Systemic chemotherapy is recommended for G3 NEC and is rarely used in G1 and G2 NETs given the poor results in these patients.5, 42

In peptide receptor radiotarget therapy, a SA is linked to a radioisotope allowing high dose radiotherapy to be delivered to the tumor cells. These therapy can be used for inoperable metastatic neuroendocrine neoplasms positive for somatostatin receptors.3, 5

Surgical resection of liver metastasis has been used either in a curative intent or to reduce liver tumor burden with debulking resections.

Various ablative and locoregional procedures have also been described and include radiofrequency ablation, laser-induced thermotherapy, selective hepatic transcatheter arterial embolization or chemoembolization and selective internal radiotherapy. The option depends on the local expertise and extension and location of liver involvement. These methods can be used as sole therapies or in combination with surgery or medical treatment.

Follow-up

Neuroendocrine tumors can recur even many years after resection, but there is little consensus about the best surveillance strategy. The ENETs recommend3, 9 follow-up for 10 years and the NANETs for 7 years.

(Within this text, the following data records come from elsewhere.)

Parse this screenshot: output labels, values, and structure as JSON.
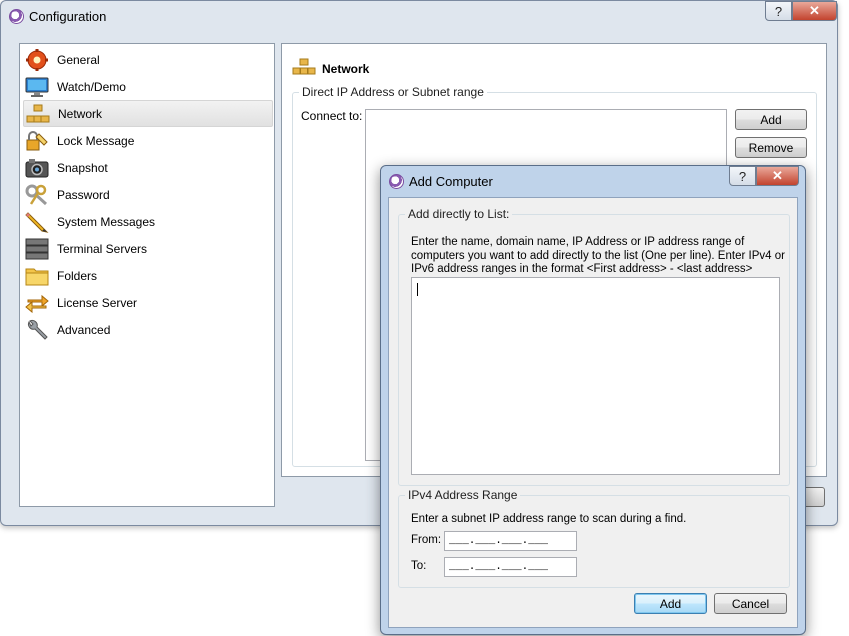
{
  "main_window": {
    "title": "Configuration",
    "help_glyph": "?",
    "close_glyph": "✕"
  },
  "sidebar": {
    "items": [
      {
        "label": "General",
        "icon": "gear-icon"
      },
      {
        "label": "Watch/Demo",
        "icon": "monitor-icon"
      },
      {
        "label": "Network",
        "icon": "network-icon",
        "selected": true
      },
      {
        "label": "Lock Message",
        "icon": "lock-message-icon"
      },
      {
        "label": "Snapshot",
        "icon": "camera-icon"
      },
      {
        "label": "Password",
        "icon": "keys-icon"
      },
      {
        "label": "System Messages",
        "icon": "pencil-icon"
      },
      {
        "label": "Terminal Servers",
        "icon": "server-icon"
      },
      {
        "label": "Folders",
        "icon": "folder-icon"
      },
      {
        "label": "License Server",
        "icon": "arrows-icon"
      },
      {
        "label": "Advanced",
        "icon": "wrench-icon"
      }
    ]
  },
  "network_page": {
    "heading": "Network",
    "group_title": "Direct IP Address or Subnet range",
    "connect_label": "Connect to:",
    "add_label": "Add",
    "remove_label": "Remove"
  },
  "dialog": {
    "title": "Add Computer",
    "help_glyph": "?",
    "close_glyph": "✕",
    "direct_group_title": "Add directly to List:",
    "direct_description": "Enter the name, domain name, IP Address or IP address range of computers you want to add directly to the list (One per line).  Enter IPv4 or IPv6 address ranges in the format <First address> - <last address>",
    "input_value": "",
    "range_group_title": "IPv4 Address Range",
    "range_description": "Enter a subnet IP address range to scan during a find.",
    "from_label": "From:",
    "to_label": "To:",
    "from_value": "___.___.___.___",
    "to_value": "___.___.___.___",
    "add_label": "Add",
    "cancel_label": "Cancel"
  },
  "colors": {
    "selection_bg": "#e6e6e6",
    "dialog_frame": "#bfd3ea",
    "close_button": "#c2432e",
    "default_button": "#3c7fb1"
  }
}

ENETs recommendations suggests that tumors <1 cm, G1–G2 grading, with no muscularis propria and lymph node involvement completely resected do not require regular follow-up. In tumors <1 cm with G3 grading and in tumors between 1 and 2 cm, follow-up may be performed on annual basis. Tumors >2 cm always require follow up on an annual basis for G1–G2 tumors and on every 4–6 months in the first year and finally at least annualy, for G3 tumors. Although there is not a specific protocol for surveillance, these consensus recommend colonoscopy, RUS, MRI for rectal evaluation, TC or MRI for liver metastasis and cromogranin A.

The NANETs do not recommend routine surveillance for stage I tumors; for stage II and III tumors follow-up may be performed in annually.

Conclusions

Although neuroendocrine rectal tumors are rare they are increasing in incidence and recent updates have been made regarding the classification, diagnostic and therapeutic approach. Despite a relatively indolent behavior, they are malignant and can metastasize. Most reported risk factors for metastatic disease are tumor size >1 cm, muscularis propria invasion, high proliferation index and lymphovascular invasion. In general, low risk tumors can be treated by endoscopic resection and high risk tumors need surgical excision. Conventional polypectomy and EMR have lower complete resection rates compared to modified EMR techniques, such as EMR-C, ESMR-L and ESD. The prognosis of patients with metastatic disease is poor and data on the specific treatment of these patients is scarce.

Conflicts of interest

The authors have no conflicts of interest to declare.